Undoubtedly, going to the bar remains the more costly option. This raises the question of when is best to undertake the adventure. Some approaching the end of university might decide that, after years of undergraduate impecuniosity, what’s another 21 months? Others might prefer to gain some practical experience, and build up a nest egg.
In retrospect, I’m glad I didn’t go straight to the bar. However, it’s very much a personal choice. When I undertook solicitor advocate training, then went to the bar a few years later, I felt as though I was arriving with some wisdom – comforting when many classmates are conspicuously younger and bristling with natural smarts.
The bar is much more diverse these days. True, it still has some way to go, as it knows. To this end, scholarships are available. That said, qualifying as an advocate in Scotland is much more accessible than qualifying as a barrister south of the border.
Ultimately, whether someone goes to the bar at all, and if so, when, depends very much on personal aspirations and circumstances.
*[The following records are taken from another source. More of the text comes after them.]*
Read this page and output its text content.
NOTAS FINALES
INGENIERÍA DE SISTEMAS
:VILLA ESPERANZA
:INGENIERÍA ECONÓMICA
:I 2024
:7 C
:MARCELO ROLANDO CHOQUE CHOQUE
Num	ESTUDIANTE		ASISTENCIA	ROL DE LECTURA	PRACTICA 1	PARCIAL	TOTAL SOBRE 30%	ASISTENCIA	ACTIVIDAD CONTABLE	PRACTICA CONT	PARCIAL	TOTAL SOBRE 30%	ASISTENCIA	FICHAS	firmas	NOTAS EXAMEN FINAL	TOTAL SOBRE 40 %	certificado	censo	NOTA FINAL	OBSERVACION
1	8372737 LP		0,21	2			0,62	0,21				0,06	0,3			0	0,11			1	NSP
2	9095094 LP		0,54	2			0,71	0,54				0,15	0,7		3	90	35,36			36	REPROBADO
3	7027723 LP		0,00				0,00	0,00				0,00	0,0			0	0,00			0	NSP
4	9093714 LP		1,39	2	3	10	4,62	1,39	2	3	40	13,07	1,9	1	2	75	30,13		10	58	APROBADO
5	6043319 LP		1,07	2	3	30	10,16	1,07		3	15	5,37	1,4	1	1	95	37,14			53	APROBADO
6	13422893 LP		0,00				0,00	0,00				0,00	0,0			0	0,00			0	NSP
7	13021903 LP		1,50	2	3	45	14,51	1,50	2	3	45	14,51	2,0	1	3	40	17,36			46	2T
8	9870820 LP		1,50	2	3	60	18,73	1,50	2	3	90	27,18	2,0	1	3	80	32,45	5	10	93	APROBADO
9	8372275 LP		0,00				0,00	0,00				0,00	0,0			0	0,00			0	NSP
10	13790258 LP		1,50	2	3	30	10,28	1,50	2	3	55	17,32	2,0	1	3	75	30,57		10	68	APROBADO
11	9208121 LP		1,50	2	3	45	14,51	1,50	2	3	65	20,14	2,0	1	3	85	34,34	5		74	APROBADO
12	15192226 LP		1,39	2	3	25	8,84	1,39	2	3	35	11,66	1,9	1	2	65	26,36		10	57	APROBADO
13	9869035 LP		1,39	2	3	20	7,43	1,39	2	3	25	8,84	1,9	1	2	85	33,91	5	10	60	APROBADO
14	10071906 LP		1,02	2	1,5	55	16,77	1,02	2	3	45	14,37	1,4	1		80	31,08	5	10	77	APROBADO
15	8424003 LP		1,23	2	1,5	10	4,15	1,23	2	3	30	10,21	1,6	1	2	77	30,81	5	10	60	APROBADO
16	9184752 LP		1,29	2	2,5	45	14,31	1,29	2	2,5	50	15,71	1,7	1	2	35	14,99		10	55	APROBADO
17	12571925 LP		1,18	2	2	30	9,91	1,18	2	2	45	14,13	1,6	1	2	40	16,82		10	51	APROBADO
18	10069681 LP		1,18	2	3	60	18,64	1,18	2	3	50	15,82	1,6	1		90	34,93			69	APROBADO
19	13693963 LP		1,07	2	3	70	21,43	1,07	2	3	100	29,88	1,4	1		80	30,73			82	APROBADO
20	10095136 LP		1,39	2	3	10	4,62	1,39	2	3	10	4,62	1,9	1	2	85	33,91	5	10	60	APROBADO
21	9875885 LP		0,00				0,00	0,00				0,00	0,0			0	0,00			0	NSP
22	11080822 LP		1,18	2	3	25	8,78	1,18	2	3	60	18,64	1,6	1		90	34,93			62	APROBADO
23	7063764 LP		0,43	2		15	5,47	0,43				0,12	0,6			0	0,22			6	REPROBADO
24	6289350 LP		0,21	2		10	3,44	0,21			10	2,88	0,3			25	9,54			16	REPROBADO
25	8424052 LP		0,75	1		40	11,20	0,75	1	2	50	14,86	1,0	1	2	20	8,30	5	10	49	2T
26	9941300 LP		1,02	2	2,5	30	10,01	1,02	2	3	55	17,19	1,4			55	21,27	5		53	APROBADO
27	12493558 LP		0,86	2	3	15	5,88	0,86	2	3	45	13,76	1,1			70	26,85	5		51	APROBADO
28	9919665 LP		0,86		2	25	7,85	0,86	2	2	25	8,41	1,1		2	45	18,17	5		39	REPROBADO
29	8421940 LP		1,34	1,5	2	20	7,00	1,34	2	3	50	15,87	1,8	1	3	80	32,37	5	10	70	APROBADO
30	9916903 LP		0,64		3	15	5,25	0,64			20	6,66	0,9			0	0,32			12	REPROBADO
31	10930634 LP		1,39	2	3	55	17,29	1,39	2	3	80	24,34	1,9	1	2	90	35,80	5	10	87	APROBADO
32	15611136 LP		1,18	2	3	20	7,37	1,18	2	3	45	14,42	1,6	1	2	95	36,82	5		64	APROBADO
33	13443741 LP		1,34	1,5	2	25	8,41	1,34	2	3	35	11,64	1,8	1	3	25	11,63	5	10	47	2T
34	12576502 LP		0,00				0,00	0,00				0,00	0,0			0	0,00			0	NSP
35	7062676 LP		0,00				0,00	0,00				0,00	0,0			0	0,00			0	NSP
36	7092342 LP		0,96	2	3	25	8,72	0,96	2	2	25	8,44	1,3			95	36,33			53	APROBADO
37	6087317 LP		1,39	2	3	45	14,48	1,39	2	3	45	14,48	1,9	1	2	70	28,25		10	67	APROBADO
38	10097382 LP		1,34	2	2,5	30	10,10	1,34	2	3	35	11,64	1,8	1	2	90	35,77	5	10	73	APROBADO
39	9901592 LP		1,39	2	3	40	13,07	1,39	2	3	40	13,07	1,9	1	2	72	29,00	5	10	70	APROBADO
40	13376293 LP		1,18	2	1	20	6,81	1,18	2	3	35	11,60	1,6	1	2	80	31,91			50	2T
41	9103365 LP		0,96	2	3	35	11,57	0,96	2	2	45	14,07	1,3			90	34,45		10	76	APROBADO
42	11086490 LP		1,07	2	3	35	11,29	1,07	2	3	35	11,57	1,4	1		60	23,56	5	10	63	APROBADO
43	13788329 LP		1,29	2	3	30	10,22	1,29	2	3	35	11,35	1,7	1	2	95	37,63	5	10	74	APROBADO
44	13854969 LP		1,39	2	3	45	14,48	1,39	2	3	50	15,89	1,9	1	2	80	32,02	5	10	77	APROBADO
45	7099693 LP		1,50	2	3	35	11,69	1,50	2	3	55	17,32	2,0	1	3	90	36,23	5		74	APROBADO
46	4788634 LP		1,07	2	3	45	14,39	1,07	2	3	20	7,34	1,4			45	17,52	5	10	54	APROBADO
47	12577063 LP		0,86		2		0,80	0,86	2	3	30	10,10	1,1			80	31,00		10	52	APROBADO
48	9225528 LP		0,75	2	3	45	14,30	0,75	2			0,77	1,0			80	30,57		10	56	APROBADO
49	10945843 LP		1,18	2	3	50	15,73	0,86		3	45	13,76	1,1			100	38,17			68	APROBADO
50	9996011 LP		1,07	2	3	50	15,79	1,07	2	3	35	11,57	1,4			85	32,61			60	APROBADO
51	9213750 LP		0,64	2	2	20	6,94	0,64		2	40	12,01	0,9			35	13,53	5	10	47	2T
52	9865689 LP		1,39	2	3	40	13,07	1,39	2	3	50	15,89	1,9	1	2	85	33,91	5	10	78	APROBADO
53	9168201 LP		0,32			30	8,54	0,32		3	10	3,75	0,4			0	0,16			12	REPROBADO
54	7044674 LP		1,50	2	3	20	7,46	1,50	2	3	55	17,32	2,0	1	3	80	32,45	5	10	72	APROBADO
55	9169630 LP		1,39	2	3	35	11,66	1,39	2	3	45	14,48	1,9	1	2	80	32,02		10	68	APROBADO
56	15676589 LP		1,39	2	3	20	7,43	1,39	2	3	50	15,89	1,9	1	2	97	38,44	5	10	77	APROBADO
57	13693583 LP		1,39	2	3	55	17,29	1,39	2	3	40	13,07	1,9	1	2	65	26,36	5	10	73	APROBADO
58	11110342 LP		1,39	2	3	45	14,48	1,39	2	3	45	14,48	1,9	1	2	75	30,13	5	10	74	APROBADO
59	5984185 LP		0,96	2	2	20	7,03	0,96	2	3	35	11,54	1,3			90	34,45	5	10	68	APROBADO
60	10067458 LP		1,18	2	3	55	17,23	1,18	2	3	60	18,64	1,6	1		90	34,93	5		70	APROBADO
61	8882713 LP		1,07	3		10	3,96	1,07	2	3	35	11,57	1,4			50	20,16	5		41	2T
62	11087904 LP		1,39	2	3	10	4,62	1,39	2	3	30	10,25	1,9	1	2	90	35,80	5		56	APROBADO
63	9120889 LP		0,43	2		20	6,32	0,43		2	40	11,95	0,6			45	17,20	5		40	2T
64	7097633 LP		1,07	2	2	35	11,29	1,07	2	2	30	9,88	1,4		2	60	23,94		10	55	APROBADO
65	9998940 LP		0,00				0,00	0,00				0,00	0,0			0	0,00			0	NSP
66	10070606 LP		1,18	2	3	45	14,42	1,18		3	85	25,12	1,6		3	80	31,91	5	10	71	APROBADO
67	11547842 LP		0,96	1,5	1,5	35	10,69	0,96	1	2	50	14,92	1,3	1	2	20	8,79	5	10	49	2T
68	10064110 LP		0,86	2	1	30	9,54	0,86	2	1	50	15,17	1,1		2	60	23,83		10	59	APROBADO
If you possess that zeal, however, and a reasonably sound head; if you’re willing to put in enough hours of study, and to squirrel away sufficient savings, then it’s an experience that has much to offer. Whatever its outcome for you, it’ll change the way you look at the law and think about it… forever.
For the bar exams, the most up-to-date versions of Greens Annotated Rules of the Court of Session, Sheriff Court Rules and Criminal Procedure Act 1995 are indispensable (plus an unannotated version of the Act). When I studied, Hennessy’s Civil Procedure & Practice (5th ed) and Raitt on Evidence (3rd ed) had just been published, both excellent resources. I suggest supplementing such textbooks, e.g. by reference to Court of Session Practice, as edited by the Lord President and others. Criminal is trickier for those lacking practical experience. The principal text, Renton & Brown, is extremely pricy. However, the annotations to the 1995 Act provide a decent framework for further reading.
Before committing to book study, I strongly suggest familiarising yourself with past papers to identify areas in your knowledge that need updating, or where you draw a complete blank.
Besides a new laptop, probably your wig will be your single most expensive purchase. Legal outfitters sell these for around £500, or you may find one second hand – check its quality and fit. Don’t necessarily buy the rest of the gear from legal outfitters. Many other retailers sell the traditional evening tailcoat and stripy morning trousers, some at extremely competitive prices (especially online). And, if you register for VAT pre-call, you may be able to reclaim one sixth as a business setup expense.